Une issue positive pourrait dissiper une prime de risque géopolitique importante sur les prix du pétrole et calmer les craintes de stagflation qui ont ébranlé les investisseurs. Cependant, les pourparlers restent fragiles, assombris par une récente tentative de cessez-le-feu avortée et une date limite imminente fixée par le président Trump pour un accord plus large avec l'Iran, laissant les marchés se préparer à une volatilité persistante.
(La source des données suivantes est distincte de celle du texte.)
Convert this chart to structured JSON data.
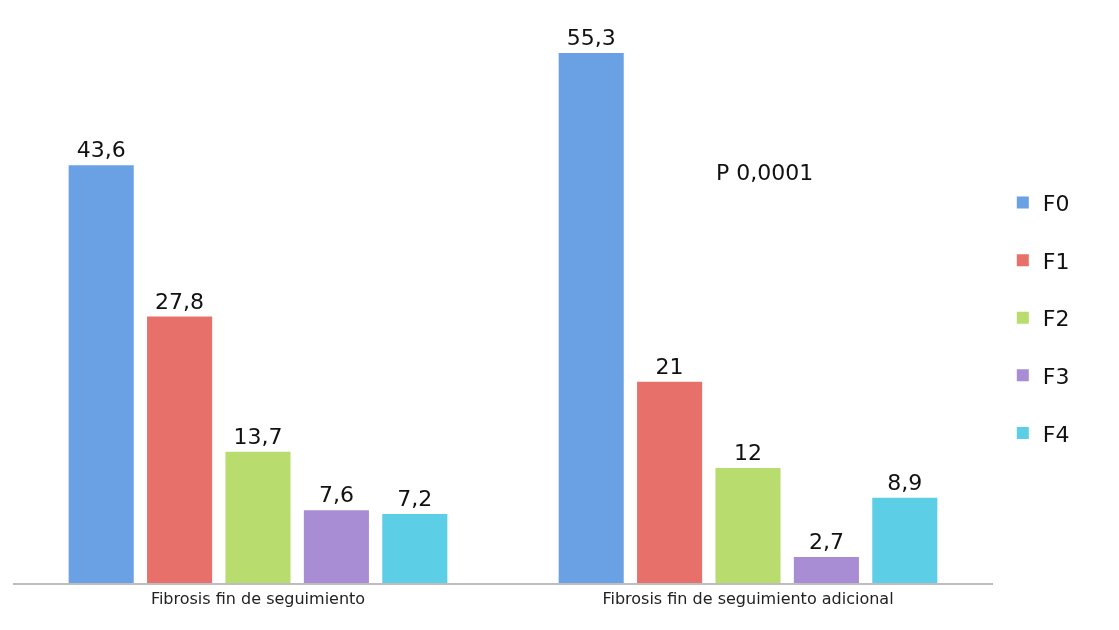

Les pourparlers, confirmés par le palais présidentiel libanais et un responsable du département d'État américain, seront menés par les ambassadeurs respectifs aux États-Unis. Cela fait suite à des semaines d'intenses combats après que le Hezbollah, soutenu par l'Iran, a tiré des roquettes sur Israël en solidarité avec Téhéran, provoquant une lourde offensive israélienne dans le sud du Liban. Les combats constituent la complication la plus importante dans la diplomatie naissante entre les États-Unis et l'Iran.
Le conflit a eu un impact clair sur les marchés mondiaux, déclenchant une fuite vers la sécurité et des inquiétudes quant à un choc inflationniste tiré par l'énergie. La guerre, qui dure depuis six semaines, a alimenté les inquiétudes concernant la stagflation, un mélange toxique de forte inflation et de croissance lente, amenant les traders à exclure les baisses de taux attendues de la Réserve fédérale pour l'année. Les données montrent que les prix des intrants du secteur des services aux États-Unis ont récemment augmenté le plus en plus de 13 ans, une conséquence directe du choc énergétique.
Une percée dans les pourparlers pourrait constituer la première étape concrète vers une désescalade du conflit élargi. Un cessez-le-feu réduirait probablement les prix du brut, atténuerait les pressions inflationnistes et pourrait déclencher un rallye de soulagement sur les actions mondiales. À l'inverse, un échec à Washington renforcerait la prudence du marché et augmenterait la probabilité d'une nouvelle escalade militaire, poussant potentiellement les prix du pétrole à la hausse et forçant les pays d'Asie dépendants des importations à des interventions monétaires plus agressives.
Cet article est uniquement à titre informatif et ne constitue pas un conseil en investissement.